The report calls for two major users of PVC, Microsoft and Johnson & Johnson, to phase out its use. Johnson & Johnson uses PVC to make bottles for health and beauty products, and Microsoft uses PVC for blister packs that contain software programs.

"The Johnson & Johnson Consumer Products Co. continues to reduce its use of this packaging for its consumer products, is actively engaged with suppliers to identify alternatives to replace our existing PVC packaging, and is avoiding PVC use in future products," said Marc Monseau, a company spokesman.

Microsoft declined to comment on the report.

According to the report, Massachusetts is the third-highest incinerator of PVC in the country, behind Florida and New York, burning 28,145 tons of PVC discarded by the public annually. North of Boston, the Covanta Energy incinerator in Haverhill burns 1,650 tons of waste a day, and Wheelabrator in Saugus burns 1,500 tons a day. The federal Environmental Protection Agency has estimated that 0.62 percent of municipal solid waste contains PVC.

"Burn PVC waste in incinerators as Massachusetts does in high volume and it changes to cancer-causing dioxin," said Luppi. Luppi said her organization also is supporting state legislation that would promote the use of safer alternatives to the chemicals that form PVC. If passed, the state would provide technical and financial assistance to businesses to purchase products that do not contain lead, dioxin, or phthalates (a class of widely used industrial compounds), which are linked to PVC burning.

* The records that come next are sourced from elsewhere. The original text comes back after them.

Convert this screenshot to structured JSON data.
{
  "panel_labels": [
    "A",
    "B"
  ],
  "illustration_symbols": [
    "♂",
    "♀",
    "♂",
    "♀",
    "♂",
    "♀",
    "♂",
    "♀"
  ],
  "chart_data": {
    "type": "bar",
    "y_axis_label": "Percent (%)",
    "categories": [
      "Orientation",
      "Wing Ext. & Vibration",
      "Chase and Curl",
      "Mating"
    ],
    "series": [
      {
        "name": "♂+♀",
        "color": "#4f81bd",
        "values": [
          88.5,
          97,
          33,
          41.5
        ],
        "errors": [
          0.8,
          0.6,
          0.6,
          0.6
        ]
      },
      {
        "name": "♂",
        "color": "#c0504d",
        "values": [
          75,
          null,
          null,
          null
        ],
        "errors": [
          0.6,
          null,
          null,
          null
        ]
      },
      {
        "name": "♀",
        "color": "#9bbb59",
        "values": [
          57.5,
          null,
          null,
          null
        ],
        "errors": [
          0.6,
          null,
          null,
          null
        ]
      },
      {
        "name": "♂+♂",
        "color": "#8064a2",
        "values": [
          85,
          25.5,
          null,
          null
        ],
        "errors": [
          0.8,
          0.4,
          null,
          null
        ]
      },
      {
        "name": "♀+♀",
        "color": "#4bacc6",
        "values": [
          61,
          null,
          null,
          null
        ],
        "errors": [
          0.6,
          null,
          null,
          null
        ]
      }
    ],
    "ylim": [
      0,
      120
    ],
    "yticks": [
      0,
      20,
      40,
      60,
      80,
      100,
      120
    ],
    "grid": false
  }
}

Maureen Dever, a Saugus selectwoman and former chairwoman of the Saugus Board of Health, said she would support the proposed state bill, and welcomed this week's PVC report that called for the two companies to stop using PVC in products.

"Anything that will reduce the citizens of Saugus exposure to carcinogens is absolutely something that should be explored," she said.

In Haverhill, Brent Baeslack of the Merrimack Valley Environmental Coalition also welcomed the report. "Our region deserves relief from this toxic cocktail of pollution caused by the incineration of PVC products," said Baeslack.

Ed Coletta, a spokesman for the state Department of Environmental Protection, said the state measures PVC levels by dioxin emissions. He said the state's seven waste incinerators meet the federal dioxin emission guideline of 30 to 60 nanograms per dry standard cubic meter. Coletta said dioxin and mercury emissions were significantly reduced in 2000, when the state mandated incinerator plants to install carbon injection systems on smokestacks.